Amoxicilline-acide clavulanique : une association qui n'est pas sans conséquences

Notre confrère Jean-Yves Madec, directeur scientifique de l'axe transversal antibiorésistance à l'Anses, constate que cette association est également très utilisée en médecine humaine.

© D.R.

Antibiothérapie

Prescription sécurisante par son large spectre et sa bonne tolérance, l'association d'amoxicilline et d'acide clavulanique représente aujourd'hui près de la moitié des antibiotiques utilisés en médecine vétérinaire canine et est en augmentation constante. Pourtant, elle n'est pas anodine en termes de santé animale et de santé publique. Si elle n'est pas à bannir, elle nécessite d'être raisonnée, comme l'explique notre confrère Jean-Yves Madec, directeur scientifique de l'axe transversal antibiorésistance à l'Anses*.

La Dépêche Vétérinaire : Peut-on dater l'émergence de la prescription majoritaire de l'association amoxicilline-acide clavulanique en médecine vétérinaire canine ?

Jean-Yves Madec, directeur scientifique de l'axe transversal antibiorésistance à l'Anses* : A la mise en place du dispositif de suivi des ventes d'antibiotiques en 1999, la part de l'association amoxicilline-acide clavulanique dans l'exposition des chats et des chiens était de l'ordre de 6-7 %. Au démarrage du plan EcoAntibio 1 en 2011, elle était de 27 %. A la fin de ce premier plan (2016), elle était de 38 %.

Ces trois dernières années (2022, 2023, 2024), elle est en augmentation constante, au-dessus de 45 % (49 % en 2024).

D.V. : Quelles peuvent en être les raisons ?

J.-Y.M. : Il est toujours difficile d'expliquer une telle tendance. Il s'agit d'une prescription sécurisante (spectre très large) et très bien tolérée. On peut sans doute aussi évoquer un report sur cette association en conséquence des restrictions d'usage sur d'autres molécules mais cela reste une hypothèse qu'il est impossible d'objectiver infection par infection pour l'instant.

Nous pourrons probablement disposer d'éléments plus précis lorsque les praticiens canins renseigneront davantage CalypsoVet.

D.V. : Pourquoi est-elle à bannir ? Quels sont les mécanismes délétères en jeu ?

J.-Y.M. : Elle n'est pas à bannir. Aucun antibiotique n'est à bannir mais elle est à utiliser uniquement lorsque nécessaire. Or là, on observe plutôt une dérive. Elle est problématique car tout particulièrement génératrice de résistances en raison de son impact sur les flores commensales et de son action anti-anaérobie.

D.V. : Quelles pourraient être les conséquences en santé publique si cette prédominance perdure ? Sont-elles déjà visibles ?

J.-Y.M. : Cette association est très utilisée également en médecine humaine. Rappelons qu'en 2013, l'ANSM** avait déjà classé cette association comme particulièrement génératrice de résistances. Donc au-delà de l'impact direct sur les résistances en santé animale, la tendance observée en médecine vétérinaire pourrait aussi engager la médecine humaine vers un souhait de durcissement de l'usage de cette association chez les animaux.

D.V. : Quelles sont les solutions alternatives pour les vétérinaires canins ? Sont-elles réellement équivalentes en termes d'efficacité et de sécurité ?

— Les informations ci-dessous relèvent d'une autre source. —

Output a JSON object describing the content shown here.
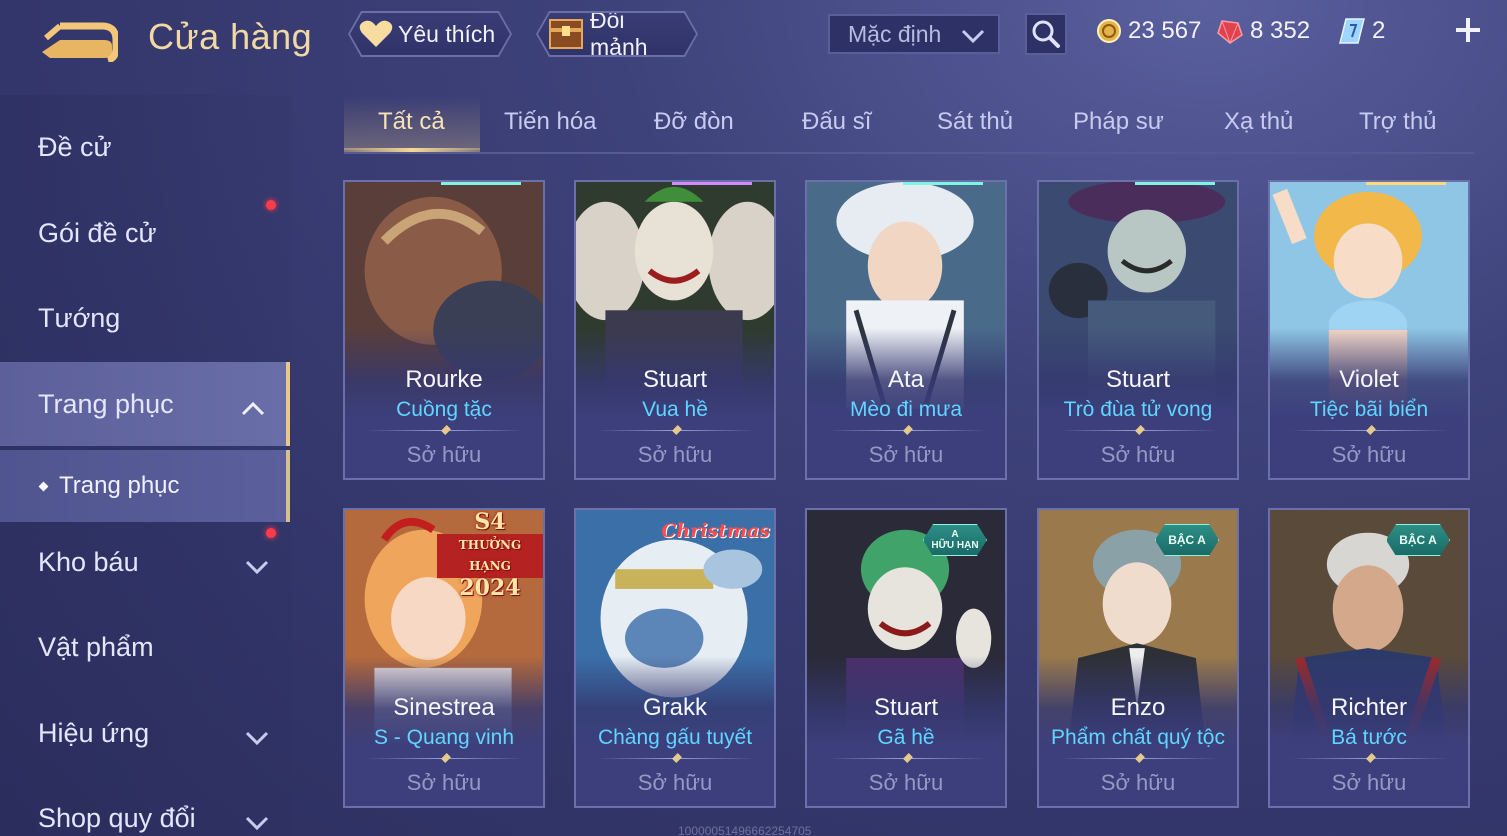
{
  "header": {
    "title": "Cửa hàng",
    "favorites_label": "Yêu thích",
    "exchange_label": "Đổi mảnh",
    "sort_value": "Mặc định",
    "gold": "23 567",
    "gems": "8 352",
    "vouchers": "2"
  },
  "sidebar": {
    "items": [
      {
        "label": "Đề cử"
      },
      {
        "label": "Gói đề cử"
      },
      {
        "label": "Tướng"
      },
      {
        "label": "Trang phục"
      },
      {
        "label": "Kho báu"
      },
      {
        "label": "Vật phẩm"
      },
      {
        "label": "Hiệu ứng"
      },
      {
        "label": "Shop quy đổi"
      }
    ],
    "sub_item": "Trang phục"
  },
  "tabs": [
    "Tất cả",
    "Tiến hóa",
    "Đỡ đòn",
    "Đấu sĩ",
    "Sát thủ",
    "Pháp sư",
    "Xạ thủ",
    "Trợ thủ"
  ],
  "cards": [
    {
      "hero": "Rourke",
      "skin": "Cuồng tặc",
      "status": "Sở hữu"
    },
    {
      "hero": "Stuart",
      "skin": "Vua hề",
      "status": "Sở hữu"
    },
    {
      "hero": "Ata",
      "skin": "Mèo đi mưa",
      "status": "Sở hữu"
    },
    {
      "hero": "Stuart",
      "skin": "Trò đùa tử vong",
      "status": "Sở hữu"
    },
    {
      "hero": "Violet",
      "skin": "Tiệc bãi biển",
      "status": "Sở hữu"
    },
    {
      "hero": "Sinestrea",
      "skin": "S - Quang vinh",
      "status": "Sở hữu",
      "banner_top": "S4",
      "banner_mid": "THƯỞNG HẠNG",
      "banner_year": "2024"
    },
    {
      "hero": "Grakk",
      "skin": "Chàng gấu tuyết",
      "status": "Sở hữu",
      "banner": "Christmas"
    },
    {
      "hero": "Stuart",
      "skin": "Gã hề",
      "status": "Sở hữu",
      "badge_top": "A",
      "badge_bottom": "HỮU HẠN"
    },
    {
      "hero": "Enzo",
      "skin": "Phẩm chất quý tộc",
      "status": "Sở hữu",
      "badge": "BẬC A"
    },
    {
      "hero": "Richter",
      "skin": "Bá tước",
      "status": "Sở hữu",
      "badge": "BẬC A"
    }
  ],
  "watermark": "10000051496662254705",
  "colors": {
    "accent_gold": "#f1d9a6",
    "skin_cyan": "#5fd6ff",
    "badge_teal": "#2c8f86",
    "notify_red": "#ff3b4a"
  },
  "icons": [
    "back-arrow-icon",
    "heart-icon",
    "chest-icon",
    "chevron-down-icon",
    "search-icon",
    "gold-coin-icon",
    "red-gem-icon",
    "voucher-icon",
    "plus-icon",
    "chevron-up-icon"
  ]
}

J.-Y.M. : Il est difficile de répondre précisément à la question tant la diversité des sites infectieux et des bactéries en cause est grande. Par exemple, une alternative serait de privilégier l'amoxicilline seule dans toutes les situations où la présence de l'acide clavulanique n'est pas nécessaire. L'acide clavulanique est un puissant inhibiteur de bêta-lactamase, enzyme qui détruit les bêta-lactamines. Ce n'est donc qu'en présence d'un risque nettement accru de micro-organismes producteurs de β-lactamases que l'association amoxicilline-acide clavulanique a une valeur ajoutée.

* Anses : Agence nationale de sécurité sanitaire de l'alimentation, de l'environnement et du travail.

** ANSM : Agence nationale de sécurité du médicament et des produits de santé.